Local LLMs in 2025: Infrastructure and Performance
A comprehensive guide to running Large Language Models locally. We analyze hardware requirements, quantization techniques, and inference engines.
Runing Large Language Models (LLMs) locally has shifted from a novelty to a practical deployment strategy. It offers data privacy, zero latency networking, and operational cost stability. This guide analyzes the hardware and software stack required for effective local inference.
The Case for Local Inference
- Data Sovereignty: Highly sensitive data (legal, medical, proprietary code) never leaves the premises.
- Cost Predictability: High-volume token generation is limited only by electricity costs, avoiding API usage fees.
- Latency: Eliminating network round-trips enables real-time responsiveness for edge applications.
Hardware Requirements
The primary constraint for local inference is VRAM (Video RAM). To run a model, its weights must fit entirely into GPU memory for optimal performance.
Model Sizing & Quantization
Models are typically distributed in 16-bit precision (FP16). Quantization reduces this precision to 4-bit (or even lower) with minimal quality loss, significantly reducing VRAM usage.

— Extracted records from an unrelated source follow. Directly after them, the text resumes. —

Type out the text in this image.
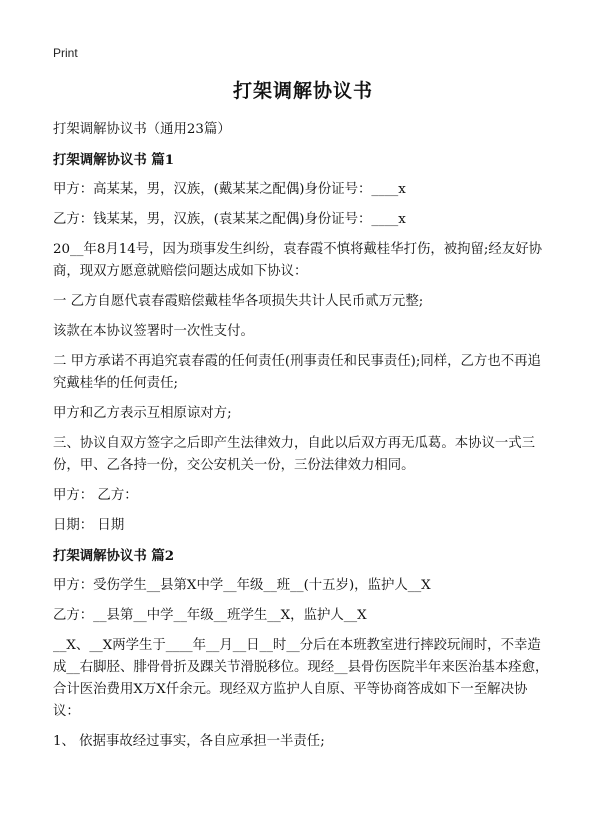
Print
打架调解协议书

打架调解协议书（通用23篇）

打架调解协议书 篇1

甲方：高某某，男，汉族，(戴某某之配偶)身份证号：____x

乙方：钱某某，男，汉族，(袁某某之配偶)身份证号：____x

20__年8月14号，因为琐事发生纠纷，袁春霞不慎将戴桂华打伤，被拘留;经友好协商，现双方愿意就赔偿问题达成如下协议：

一 乙方自愿代袁春霞赔偿戴桂华各项损失共计人民币贰万元整;

该款在本协议签署时一次性支付。

二 甲方承诺不再追究袁春霞的任何责任(刑事责任和民事责任);同样，乙方也不再追究戴桂华的任何责任;

甲方和乙方表示互相原谅对方;

三、协议自双方签字之后即产生法律效力，自此以后双方再无瓜葛。本协议一式三份，甲、乙各持一份，交公安机关一份，三份法律效力相同。

甲方： 乙方：

日期： 日期

打架调解协议书 篇2

甲方：受伤学生__县第X中学__年级__班__(十五岁)，监护人__X

乙方：__县第__中学__年级__班学生__X，监护人__X

__X、__X两学生于____年__月__日__时__分后在本班教室进行摔跤玩闹时，不幸造成__右脚胫、腓骨骨折及踝关节滑脱移位。现经__县骨伤医院半年来医治基本痊愈，合计医治费用X万X仟余元。现经双方监护人自原、平等协商答成如下一至解决协议：

1、 依据事故经过事实，各自应承担一半责任;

| Model Size | Quantization | Required VRAM | Example GPU |
|---|---|---|---|
| 7B | 4-bit (Q4_K_M) | ~6 GB | RTX 3060 (12GB) |
| 13B | 4-bit (Q4_K_M) | ~10 GB | RTX 4070 (12GB) |
| 34B/30B | 4-bit (Q4_K_M) | ~20 GB | RTX 3090/4090 (24GB) |
| 70B | 4-bit (Q4_K_M) | ~40 GB | 2x RTX 3090 or Mac Studio |
Note: System RAM is useful for CPU offloading, but inference speed drops by an order of magnitude compared to pure GPU execution.
Inference Frameworks
1. llama.cpp
The de facto standard for efficient inference. It enables LLM execution on consumer CPUs and supports Apple Metal (MPS) and CUDA. It uses the GGUF file format.
2. Ollama
A wrapper around llama.cpp that provides a Docker-like experience for managing models. It exposes a local API server compatible with OpenAI’s format.
ollama run llama3
3. vLLM / TGI
For production deployments requiring high throughput, frameworks like vLLM (Virtual Large Language Model) utilize PagedAttention to manage memory efficiently, allowing for concurrent request batching.
Top Models for Local Use
- Llama 3 (8B/70B): The current open-weights state of the art.
- Mistral / Mixtral: Efficient architectures (including Mixture of Experts) that punch above their weight class.
- Phi-3: Microsoft’s small language model (SLM) capable of running on mobile devices.
Conclusion
The gap between proprietary APIs and local models is narrowing. With a modern consumer GPU and 4-bit quantization, developers can run intelligence capabilities locally that were previously restricted to data centers.